Craquements aussi du côté de la structure : des coûts exorbitants et pourtant des budgets insuffisants pour parvenir à un véritable enseignement de masse de qualité ; le poids de plus en plus important du politique et de l’économique qui en vient même à dicter par exemple le calendrier des vacances.

Craquements enfin du côté des donneurs d’ordre, des mandants masqués : si les statistiques sont excellentes, les résultats de la formation déplaisent, ne correspondent pas aux attentes. On déplore les « niveaux », on considère avec inquiétude cette jeunesse qui commence à revendiquer de façon sauvage, inorganisée et qui n’admet pas que la monnaie de singe qu’on leur donne ne serve quasiment à rien d’essentiel… Alors les formations d’entreprise se multiplient, on préfère dresser soi-même ses esclaves, des BTS spécifiques par exemple échappent quasiment à l’éducation nationale comme ce BTS FNAC d’il y a quelques années ! Les écoles privées se multiplient, l’état dépense des sommes folles pour soutenir, au détriment du secteur public, des universités privées, des grandes écoles dont le but premier est de fournir les cadres du système…

 

La vieille institution  scolaire se meurt, la vieille institution scolaire est morte : sous différents avatars elle est fondamentalement restée semblable à elle-même : aux ordres des puissants.
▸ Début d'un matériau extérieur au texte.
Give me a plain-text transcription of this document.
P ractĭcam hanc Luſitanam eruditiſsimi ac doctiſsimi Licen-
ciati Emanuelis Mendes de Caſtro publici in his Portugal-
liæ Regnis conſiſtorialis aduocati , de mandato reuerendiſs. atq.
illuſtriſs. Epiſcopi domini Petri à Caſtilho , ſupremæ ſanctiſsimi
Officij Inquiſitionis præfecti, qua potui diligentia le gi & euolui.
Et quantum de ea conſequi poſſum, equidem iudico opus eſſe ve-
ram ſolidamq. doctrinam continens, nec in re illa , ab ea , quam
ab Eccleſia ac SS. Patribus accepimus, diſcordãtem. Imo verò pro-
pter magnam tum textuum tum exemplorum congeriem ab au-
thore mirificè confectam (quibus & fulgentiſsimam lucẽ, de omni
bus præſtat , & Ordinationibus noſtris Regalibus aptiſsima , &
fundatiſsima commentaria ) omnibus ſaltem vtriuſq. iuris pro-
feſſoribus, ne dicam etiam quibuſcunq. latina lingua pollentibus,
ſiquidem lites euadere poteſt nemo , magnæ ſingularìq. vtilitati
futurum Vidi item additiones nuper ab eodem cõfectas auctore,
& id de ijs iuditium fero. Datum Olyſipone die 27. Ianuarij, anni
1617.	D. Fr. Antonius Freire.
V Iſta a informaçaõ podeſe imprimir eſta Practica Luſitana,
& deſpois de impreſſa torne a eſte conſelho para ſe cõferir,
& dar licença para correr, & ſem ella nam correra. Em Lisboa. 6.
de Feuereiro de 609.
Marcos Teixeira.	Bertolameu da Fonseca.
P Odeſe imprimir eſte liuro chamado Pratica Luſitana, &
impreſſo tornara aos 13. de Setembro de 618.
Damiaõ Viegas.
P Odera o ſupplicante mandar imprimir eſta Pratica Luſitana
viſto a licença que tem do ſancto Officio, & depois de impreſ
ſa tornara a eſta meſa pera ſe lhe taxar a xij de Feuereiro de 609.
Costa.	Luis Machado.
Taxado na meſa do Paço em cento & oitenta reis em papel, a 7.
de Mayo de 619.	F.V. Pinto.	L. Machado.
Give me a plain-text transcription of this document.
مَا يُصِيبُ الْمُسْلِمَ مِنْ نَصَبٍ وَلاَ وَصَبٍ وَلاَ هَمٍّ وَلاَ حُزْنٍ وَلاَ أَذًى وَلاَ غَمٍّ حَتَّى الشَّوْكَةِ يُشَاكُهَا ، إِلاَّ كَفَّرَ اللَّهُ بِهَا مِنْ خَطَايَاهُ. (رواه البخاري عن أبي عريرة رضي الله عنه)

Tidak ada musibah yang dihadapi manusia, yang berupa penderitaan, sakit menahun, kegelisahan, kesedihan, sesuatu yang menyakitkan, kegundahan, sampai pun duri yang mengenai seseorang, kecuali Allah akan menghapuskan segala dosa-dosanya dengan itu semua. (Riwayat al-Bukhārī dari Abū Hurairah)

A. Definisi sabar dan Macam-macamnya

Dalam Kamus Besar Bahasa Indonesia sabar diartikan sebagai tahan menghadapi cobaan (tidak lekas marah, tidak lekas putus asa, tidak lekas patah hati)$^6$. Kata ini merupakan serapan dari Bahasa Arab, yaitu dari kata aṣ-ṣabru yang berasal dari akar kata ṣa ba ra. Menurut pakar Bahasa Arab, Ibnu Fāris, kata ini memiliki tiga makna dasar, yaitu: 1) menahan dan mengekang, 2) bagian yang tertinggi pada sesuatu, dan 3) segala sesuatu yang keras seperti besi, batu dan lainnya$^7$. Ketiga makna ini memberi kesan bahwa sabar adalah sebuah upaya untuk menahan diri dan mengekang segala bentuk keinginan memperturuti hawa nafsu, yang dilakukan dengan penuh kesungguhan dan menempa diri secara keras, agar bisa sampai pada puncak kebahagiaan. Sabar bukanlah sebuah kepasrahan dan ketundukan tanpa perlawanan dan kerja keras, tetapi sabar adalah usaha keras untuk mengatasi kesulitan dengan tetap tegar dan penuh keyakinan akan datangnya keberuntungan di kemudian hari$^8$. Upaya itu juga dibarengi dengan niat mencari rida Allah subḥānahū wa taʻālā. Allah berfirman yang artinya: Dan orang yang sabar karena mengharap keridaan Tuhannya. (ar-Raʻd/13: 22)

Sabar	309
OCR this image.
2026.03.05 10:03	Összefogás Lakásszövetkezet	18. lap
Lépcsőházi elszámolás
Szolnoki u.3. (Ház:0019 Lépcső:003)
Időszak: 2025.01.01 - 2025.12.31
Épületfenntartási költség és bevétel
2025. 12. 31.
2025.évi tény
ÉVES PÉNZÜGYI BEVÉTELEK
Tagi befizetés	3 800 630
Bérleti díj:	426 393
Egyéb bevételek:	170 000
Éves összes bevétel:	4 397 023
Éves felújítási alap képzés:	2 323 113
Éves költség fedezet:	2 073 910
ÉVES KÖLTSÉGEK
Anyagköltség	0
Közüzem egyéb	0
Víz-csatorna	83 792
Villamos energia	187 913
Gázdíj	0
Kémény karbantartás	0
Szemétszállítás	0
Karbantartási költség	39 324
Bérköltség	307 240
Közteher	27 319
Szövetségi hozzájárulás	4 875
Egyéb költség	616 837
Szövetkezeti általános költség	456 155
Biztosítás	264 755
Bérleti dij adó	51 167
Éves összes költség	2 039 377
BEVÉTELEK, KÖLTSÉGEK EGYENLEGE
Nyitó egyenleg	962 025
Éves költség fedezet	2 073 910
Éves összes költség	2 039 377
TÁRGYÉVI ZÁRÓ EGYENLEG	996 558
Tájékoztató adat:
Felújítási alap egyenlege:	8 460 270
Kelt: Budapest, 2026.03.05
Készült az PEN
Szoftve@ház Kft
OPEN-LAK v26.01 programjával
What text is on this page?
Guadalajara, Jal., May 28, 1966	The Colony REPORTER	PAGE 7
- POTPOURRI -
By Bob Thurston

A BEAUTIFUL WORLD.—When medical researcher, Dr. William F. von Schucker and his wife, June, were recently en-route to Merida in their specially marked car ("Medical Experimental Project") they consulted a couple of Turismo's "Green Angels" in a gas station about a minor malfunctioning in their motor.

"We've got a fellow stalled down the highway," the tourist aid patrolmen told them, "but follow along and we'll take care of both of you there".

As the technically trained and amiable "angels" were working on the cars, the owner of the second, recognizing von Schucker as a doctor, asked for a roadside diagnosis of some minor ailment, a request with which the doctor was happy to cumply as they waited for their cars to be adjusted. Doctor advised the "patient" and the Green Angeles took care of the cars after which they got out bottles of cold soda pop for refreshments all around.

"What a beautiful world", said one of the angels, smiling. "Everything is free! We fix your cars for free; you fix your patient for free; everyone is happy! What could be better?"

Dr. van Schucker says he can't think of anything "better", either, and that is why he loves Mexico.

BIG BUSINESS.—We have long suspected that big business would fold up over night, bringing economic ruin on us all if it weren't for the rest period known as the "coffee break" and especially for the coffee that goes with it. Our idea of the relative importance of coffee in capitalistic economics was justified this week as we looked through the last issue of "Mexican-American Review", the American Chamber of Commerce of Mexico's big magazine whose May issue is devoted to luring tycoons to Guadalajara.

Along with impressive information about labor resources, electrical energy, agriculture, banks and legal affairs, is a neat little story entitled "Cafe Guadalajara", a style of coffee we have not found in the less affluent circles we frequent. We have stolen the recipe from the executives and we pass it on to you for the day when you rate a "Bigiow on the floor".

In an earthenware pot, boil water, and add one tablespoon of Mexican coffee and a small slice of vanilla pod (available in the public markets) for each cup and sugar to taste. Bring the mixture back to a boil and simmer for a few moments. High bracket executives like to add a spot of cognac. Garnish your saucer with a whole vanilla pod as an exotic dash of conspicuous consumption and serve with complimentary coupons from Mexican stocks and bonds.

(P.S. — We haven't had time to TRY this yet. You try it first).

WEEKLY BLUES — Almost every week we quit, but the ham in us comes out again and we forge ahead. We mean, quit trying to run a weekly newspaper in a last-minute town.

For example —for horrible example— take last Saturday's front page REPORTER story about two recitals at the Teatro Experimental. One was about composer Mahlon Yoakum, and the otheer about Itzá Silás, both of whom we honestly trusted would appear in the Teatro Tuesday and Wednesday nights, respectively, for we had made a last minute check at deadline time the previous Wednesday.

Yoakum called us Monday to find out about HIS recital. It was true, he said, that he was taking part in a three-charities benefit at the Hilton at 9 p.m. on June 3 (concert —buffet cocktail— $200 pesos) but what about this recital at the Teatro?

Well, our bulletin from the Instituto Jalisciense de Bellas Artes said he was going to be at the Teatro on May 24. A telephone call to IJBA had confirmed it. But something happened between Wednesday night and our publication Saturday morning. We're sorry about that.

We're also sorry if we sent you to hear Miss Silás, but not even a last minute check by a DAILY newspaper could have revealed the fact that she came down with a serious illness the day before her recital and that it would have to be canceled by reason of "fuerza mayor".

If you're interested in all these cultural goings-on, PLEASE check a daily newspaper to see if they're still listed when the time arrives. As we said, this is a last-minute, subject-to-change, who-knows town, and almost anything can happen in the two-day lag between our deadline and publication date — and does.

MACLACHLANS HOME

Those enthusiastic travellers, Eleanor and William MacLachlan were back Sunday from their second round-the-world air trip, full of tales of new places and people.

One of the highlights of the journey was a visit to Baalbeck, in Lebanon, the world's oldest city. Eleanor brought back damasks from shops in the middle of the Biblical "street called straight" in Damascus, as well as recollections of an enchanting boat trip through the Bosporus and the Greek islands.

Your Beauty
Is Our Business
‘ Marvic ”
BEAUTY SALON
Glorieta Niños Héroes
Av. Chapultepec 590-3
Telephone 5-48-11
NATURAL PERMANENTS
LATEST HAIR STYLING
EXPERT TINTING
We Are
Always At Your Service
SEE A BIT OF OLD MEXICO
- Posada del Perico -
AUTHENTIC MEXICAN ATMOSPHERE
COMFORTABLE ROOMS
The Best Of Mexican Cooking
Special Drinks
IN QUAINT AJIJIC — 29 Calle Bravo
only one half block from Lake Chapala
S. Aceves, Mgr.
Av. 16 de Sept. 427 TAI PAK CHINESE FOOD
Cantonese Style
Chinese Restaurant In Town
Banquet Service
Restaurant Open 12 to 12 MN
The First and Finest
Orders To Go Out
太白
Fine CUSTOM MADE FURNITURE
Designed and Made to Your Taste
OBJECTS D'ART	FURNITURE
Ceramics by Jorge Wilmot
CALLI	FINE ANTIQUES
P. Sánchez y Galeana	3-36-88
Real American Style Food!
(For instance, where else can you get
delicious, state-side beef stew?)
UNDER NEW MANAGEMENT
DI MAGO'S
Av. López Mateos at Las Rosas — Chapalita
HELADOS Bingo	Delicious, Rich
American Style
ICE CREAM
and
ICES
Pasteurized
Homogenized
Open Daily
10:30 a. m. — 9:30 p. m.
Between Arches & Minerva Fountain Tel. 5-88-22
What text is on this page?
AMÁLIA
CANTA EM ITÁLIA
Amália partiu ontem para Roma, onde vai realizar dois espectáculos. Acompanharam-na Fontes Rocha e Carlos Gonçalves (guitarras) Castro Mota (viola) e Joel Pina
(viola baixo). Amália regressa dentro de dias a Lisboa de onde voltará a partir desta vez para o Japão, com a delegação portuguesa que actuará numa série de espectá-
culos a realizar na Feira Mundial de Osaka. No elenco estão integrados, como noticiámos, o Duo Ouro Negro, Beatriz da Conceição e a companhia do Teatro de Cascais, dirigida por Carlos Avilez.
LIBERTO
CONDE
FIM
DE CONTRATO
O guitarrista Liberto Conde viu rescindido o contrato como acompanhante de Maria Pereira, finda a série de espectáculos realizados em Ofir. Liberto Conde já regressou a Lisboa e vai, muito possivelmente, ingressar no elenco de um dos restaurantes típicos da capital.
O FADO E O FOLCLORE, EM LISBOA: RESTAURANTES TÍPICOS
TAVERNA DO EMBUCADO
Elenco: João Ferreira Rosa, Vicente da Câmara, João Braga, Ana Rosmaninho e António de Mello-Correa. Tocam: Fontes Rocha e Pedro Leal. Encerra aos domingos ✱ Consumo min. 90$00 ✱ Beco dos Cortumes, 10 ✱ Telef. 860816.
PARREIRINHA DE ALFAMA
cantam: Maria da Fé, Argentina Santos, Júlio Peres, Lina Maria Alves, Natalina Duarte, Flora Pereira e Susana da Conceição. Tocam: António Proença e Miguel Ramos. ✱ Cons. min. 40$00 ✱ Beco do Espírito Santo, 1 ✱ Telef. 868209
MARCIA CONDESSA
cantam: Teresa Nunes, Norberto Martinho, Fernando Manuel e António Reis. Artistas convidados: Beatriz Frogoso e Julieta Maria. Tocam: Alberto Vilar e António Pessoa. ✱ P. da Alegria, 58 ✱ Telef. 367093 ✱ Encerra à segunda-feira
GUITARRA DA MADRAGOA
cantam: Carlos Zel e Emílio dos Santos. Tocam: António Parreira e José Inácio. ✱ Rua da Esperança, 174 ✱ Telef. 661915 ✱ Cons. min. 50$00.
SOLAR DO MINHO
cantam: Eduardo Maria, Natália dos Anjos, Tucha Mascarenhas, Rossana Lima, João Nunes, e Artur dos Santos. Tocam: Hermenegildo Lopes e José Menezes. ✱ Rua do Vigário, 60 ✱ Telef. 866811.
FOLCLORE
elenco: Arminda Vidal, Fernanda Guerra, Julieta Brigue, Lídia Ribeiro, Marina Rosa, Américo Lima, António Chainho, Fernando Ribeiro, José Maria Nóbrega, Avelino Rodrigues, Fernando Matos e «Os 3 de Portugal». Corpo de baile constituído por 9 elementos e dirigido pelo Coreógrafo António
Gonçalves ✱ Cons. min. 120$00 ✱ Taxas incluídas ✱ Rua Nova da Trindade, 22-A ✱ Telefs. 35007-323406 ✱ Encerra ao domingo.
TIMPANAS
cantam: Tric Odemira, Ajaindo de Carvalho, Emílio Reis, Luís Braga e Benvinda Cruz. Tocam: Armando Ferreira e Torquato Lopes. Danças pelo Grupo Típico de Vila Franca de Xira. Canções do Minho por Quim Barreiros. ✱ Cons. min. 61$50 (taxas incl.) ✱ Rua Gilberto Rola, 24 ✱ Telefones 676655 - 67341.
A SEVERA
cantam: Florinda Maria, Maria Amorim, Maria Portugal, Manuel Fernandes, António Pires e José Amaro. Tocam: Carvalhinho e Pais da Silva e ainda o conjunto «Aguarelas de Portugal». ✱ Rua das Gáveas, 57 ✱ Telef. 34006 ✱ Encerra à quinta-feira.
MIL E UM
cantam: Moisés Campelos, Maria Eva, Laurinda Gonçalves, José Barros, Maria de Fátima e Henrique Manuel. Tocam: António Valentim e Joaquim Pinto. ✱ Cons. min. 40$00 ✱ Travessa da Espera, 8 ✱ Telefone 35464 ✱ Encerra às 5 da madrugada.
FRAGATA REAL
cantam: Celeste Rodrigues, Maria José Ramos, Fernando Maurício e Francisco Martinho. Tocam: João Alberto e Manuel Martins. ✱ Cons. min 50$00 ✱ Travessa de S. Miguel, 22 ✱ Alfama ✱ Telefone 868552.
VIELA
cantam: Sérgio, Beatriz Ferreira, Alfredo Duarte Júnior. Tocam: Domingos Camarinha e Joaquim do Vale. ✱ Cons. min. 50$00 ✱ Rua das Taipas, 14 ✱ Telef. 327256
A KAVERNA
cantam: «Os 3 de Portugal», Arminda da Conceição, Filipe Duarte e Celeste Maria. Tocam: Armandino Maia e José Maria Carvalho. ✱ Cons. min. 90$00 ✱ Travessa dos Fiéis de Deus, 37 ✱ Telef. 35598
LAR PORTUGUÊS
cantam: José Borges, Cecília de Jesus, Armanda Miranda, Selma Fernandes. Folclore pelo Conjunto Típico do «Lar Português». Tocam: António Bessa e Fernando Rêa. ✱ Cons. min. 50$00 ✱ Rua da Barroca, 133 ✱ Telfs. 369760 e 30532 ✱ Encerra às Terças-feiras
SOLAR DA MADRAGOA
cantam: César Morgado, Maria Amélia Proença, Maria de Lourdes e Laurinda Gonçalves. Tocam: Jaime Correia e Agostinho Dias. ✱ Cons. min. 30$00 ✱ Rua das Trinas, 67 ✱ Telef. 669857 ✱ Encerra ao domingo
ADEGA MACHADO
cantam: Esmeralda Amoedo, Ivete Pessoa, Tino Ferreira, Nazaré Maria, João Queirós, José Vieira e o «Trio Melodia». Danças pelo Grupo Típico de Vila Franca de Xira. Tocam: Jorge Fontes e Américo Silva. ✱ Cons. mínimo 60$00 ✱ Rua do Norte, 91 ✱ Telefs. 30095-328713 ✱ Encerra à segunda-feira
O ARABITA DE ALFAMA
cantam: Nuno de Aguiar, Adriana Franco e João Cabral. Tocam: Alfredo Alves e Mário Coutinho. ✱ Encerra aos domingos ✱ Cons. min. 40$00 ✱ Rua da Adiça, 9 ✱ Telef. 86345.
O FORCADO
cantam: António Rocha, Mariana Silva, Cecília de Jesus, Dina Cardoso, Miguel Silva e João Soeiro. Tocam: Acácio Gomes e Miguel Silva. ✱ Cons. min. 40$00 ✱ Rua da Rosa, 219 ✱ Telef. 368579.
Personne de sensé n’en veut plus désormais et ce n’est ni une question de pédagogie ni de didactique, mais une question de transformation totale de l’organisation et des contenus. Pas de révolution sans que cette institution ne devienne un véritable pouvoir indépendant tout en demeurant  un service public, le plus important sans doute. Traditionnellement, on distingue les trois pouvoirs et la constitution garantit l’indépendance de l’exécutif, du législatif et de la justice. L’éducation nationale devrait devenir le quatrième pouvoir, indépendant des instances politiques et économiques, avec son propre budget et une organisation ouverte réfléchissant non seulement la structure de la communauté enseignante : enseignants, élèves, parents, personnel non enseignant, mais aussi celle de la société civile dans sa diversité.

Sur le plan des contenus et de la transmission des contenus, tout est à revoir : le rôle du professeur, celui des élèves,  la gestion démocratique des établissements, l’auto discipline, l’organisation et la chronologie des études, les apprentissages, l’ouverture aux professionnels, la participation parentale, la fin des classes fermées sur elles-mêmes à partir d’un certain âge…

Quant à son organisation matérielle, il faut en finir avec cette structure carcérale, l’obligation de tenir les corps assis 6 ou 7 heures par jour sur une chaise, l’absence de cogestion véritable pour ne pas dire de démocratie, l’idée qu’il existe des adultes et des jeunes, les premiers détenteurs de tous les savoirs, les seconds cantonnés dans un  rôle passif. Cette nouvelle institution réaliserait enfin le vœu d’Illich, « déscolariser l’école » tout en devenant libre, indépendante, avec pour principale finalité : l’enfant, sa personnalité, son développement. Qu’enfin les paroles (« placer l’enfant au centre du système ») rejoignent les faits.

 Un défi à relever certes, mais à l’horizon une société où les hommes seront moins malheureux et où l’environnement sera mieux pris en compte car tout se tient.

Dans cette optique, la question des 60000 enseignants en plus est une fausse fenêtre, une échappatoire. Une fois de plus, la politique shoote en touche et la démagogie de gauche fraternise avec l’hypocrisie de droite.

(Résumé, si l’on veut, d’un essai à paraître (si éditeur lui prête vie): Au diable l’école.)